Gli immigrati sembravano essersi convinti che alcuni tratti culturali finissero per precludere loro un più facile accesso alla società americana. Lo yiddish, in particolare, l’idioma della povertà e dell’oppressione nella diaspora che richiamava il degrado in cui vivevano, contribuiva ad infondere in molti ebrei un forte senso di imbarazzo. Gli ebrei della seconda generazione cominciarono a guardare all’ebraico come simbolo di etnicità compatibile con la realtà americana. I sionisti credevano che si potesse salvaguardare l’etnicità ebraica, senza tralasciare lo sforzo di inserire il gruppo ebraico nella società americana; erano convinti che l’integrazione degli ebrei non dovesse pregiudicare la loro integrità. Si spiegano così le ripetute richieste inoltrate al Ministero dell’Istruzione affinchè la lingua e la cultura ebraiche fossero inserite tra le materie d’insegnamento. L’ebraico era considerato espressione di identità etnica perchè, pur rappresentando un’eredità ancestrale, rompeva le barriere del tempo e dei confini delle nazioni. Soprattutto esso era ritenuto, tra tutte le lingue parlate dagli ebrei, l’unica capace di unificarli. Evocava la lontana Palestina, il territorio dell’antica patria indipendente e non l’Europa orientale delle persecuzioni, richiamata invece dallo yiddish.
Nel 1929 fu istituita una commissione, composta da numerose personalità israelite presenti nel mondo della cultura ebraico-americana, che chiese al Ministero dell’Istruzione di introdurre l’ebraico nei programmi della scuola pubblica (Moore, 1981:111). Tra i componenti spiccavano vari personaggi di rilievo come lo scrittore Ahad ha-‘Am, il fondatore del sionismo culturale, Brandeis, membro della Corte Suprema dal 1916 e leader dei sionisti americani, Schechter, presidente del Jewish Theological Seminary , e Kaplan, il fondatore dello yeshiva-college. Nel documento stilato dalla commissione si metteva l’accento sul carattere non religioso dell’ebraico, trascurando il fatto che, in realtà, la struttura dell’ebraico moderno corrisponde a quella della lingua dell’Antico Testamento.
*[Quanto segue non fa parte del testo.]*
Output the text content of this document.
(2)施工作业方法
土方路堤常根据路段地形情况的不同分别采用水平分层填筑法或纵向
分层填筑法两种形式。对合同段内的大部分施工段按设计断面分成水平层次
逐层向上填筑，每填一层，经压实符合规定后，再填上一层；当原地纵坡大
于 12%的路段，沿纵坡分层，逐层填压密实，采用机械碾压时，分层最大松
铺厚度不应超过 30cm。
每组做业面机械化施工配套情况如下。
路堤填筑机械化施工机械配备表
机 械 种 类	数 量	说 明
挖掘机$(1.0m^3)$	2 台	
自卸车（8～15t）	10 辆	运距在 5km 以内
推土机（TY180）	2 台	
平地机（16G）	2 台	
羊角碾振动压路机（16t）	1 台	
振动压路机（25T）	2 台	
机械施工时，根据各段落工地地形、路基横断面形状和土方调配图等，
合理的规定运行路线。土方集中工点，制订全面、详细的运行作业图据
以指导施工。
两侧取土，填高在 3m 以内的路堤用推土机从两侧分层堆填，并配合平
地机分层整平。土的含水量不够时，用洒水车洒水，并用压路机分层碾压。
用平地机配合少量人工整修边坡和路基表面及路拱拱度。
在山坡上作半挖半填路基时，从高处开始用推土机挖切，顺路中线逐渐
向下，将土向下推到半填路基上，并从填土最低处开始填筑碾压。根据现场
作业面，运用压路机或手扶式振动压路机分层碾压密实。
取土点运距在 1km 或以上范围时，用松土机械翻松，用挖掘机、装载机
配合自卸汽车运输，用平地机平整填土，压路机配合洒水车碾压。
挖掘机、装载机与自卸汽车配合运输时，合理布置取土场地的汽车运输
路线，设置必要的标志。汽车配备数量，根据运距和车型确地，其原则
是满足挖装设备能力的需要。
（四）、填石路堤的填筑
Se l’ebraico è sopravvissuto per duemila anni dopo la volgarizzazione sfociata nell’aramaico [5] e l’oblio della diaspora, è merito dei testi sacri della religione ebraica che lo hanno “cristallizzato”. Si chiedeva al Ministero di rimediare anche alle ingiustizie commesse ai danni degli scolari ebrei (come l’imposizione dei valori americani standard, la confusione nell’interpretazione del rapporto chiesa-stato e l’impiego esclusivo di insegnanti cristiani nei primi periodi), al fine di recuperare l’orgoglio per le tradizioni d’origine, da considerare non più un ostacolo all’integrazione nella società americana ma un suo complemento. La richiesta dell’introduzione dell’ebraico nelle scuole venne respinta con la motivazione che fosse da considerarsi “settario”. Ciononostante, nel 1930, su iniziativa dell’unico membro ebreo del Ministero, l’ortodosso Samuel Levy, si autorizzò un esperimento di studio dell’ebraico in due classi di due scuole di New York. Il buon risultato di questo esperimento rafforzò la convinzione che le lingue straniere fossero, in generale, un modo per sviluppare nello studente l’apprezzamento delle culture straniere e per renderlo più consapevole della natura della società in cui viveva. Questa considerazione motivò il cambiamento di opinione del Ministero: nel 1931 l’ebraico diveniva materia facoltativa (Moore, 1981:111-2). Tuttavia, questa iniziativa non ebbe grande successo: nel 1940 il 4% degli studenti ebrei aveva scelto l’ebraico… (Moore, 1981:114).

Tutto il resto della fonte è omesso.